In this debate, apparently, there is no difference between a public pool and a water park? One might extend that equation and ask whether there there is any difference beween a museum and an IMAX theatre, public garden space and shopping malls. All are centres of community activity, but only some deserve taxpayer support.

In many ways, this is also an extension of the debate about whether to spend large sums of taxpayer meoney on a football stadium. Proponents will argue that without public money, projects like this would never get off the ground. Across North America, that is almost universally true.

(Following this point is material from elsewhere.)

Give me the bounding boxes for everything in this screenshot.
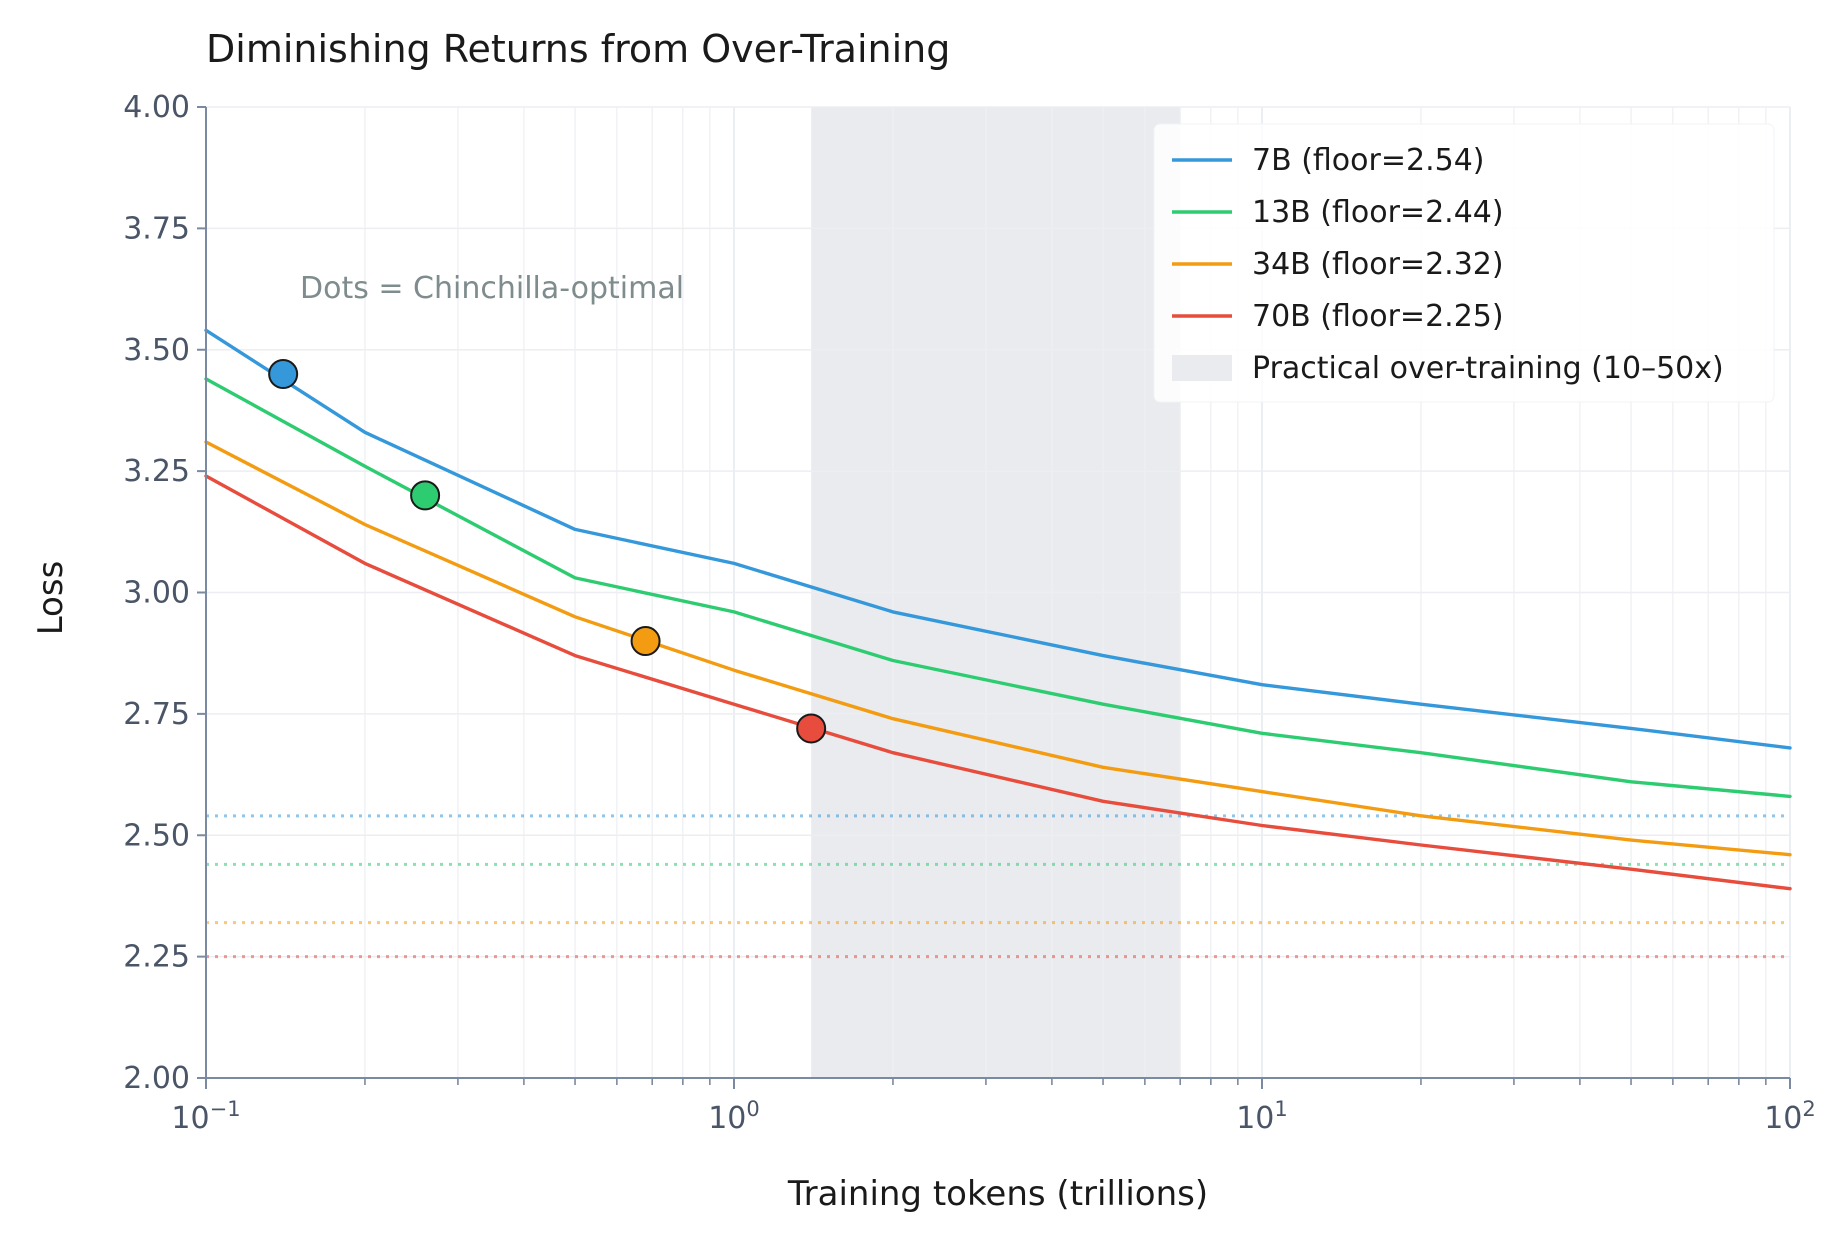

The new Central Library in Minneapolis, a spectacular glass and stone monument in the city's downtown, was financed with a combination of $15 million in private donations and a $110 municipal bond. This is the kind of public-private deal that has been employed over and over again to construct everything from hospitals to hockey arenas.

But no matter how you frame this debate, there is a fundamental difference between traditional public amenities -- hospitals, libraries, large sports or cultural facilities -- and a water park.

It's the difference between "attraction" and "amenity." Both can be high-profile and focal points of community activity. But one is a thing we want for our community, and the other is a thing that defines our community.

Many cities have water parks, and they are spectacularly fun, especially if you have children. but it is not the kind of facility that defines a community.

On the other side of the equation, only one city has an Upper Fort Garry Gate and an Old Market Square stage, amenities that many Winnipeggers who still dare to go downtown would be happy to include in a list of things that define this community.

The Winnipeg Foundation has shown remarkable talent in identifying, and supporting, the amenitities that define our coommunity. Perhaps council should look to the foundation for some guidance as it wades into the water park issue.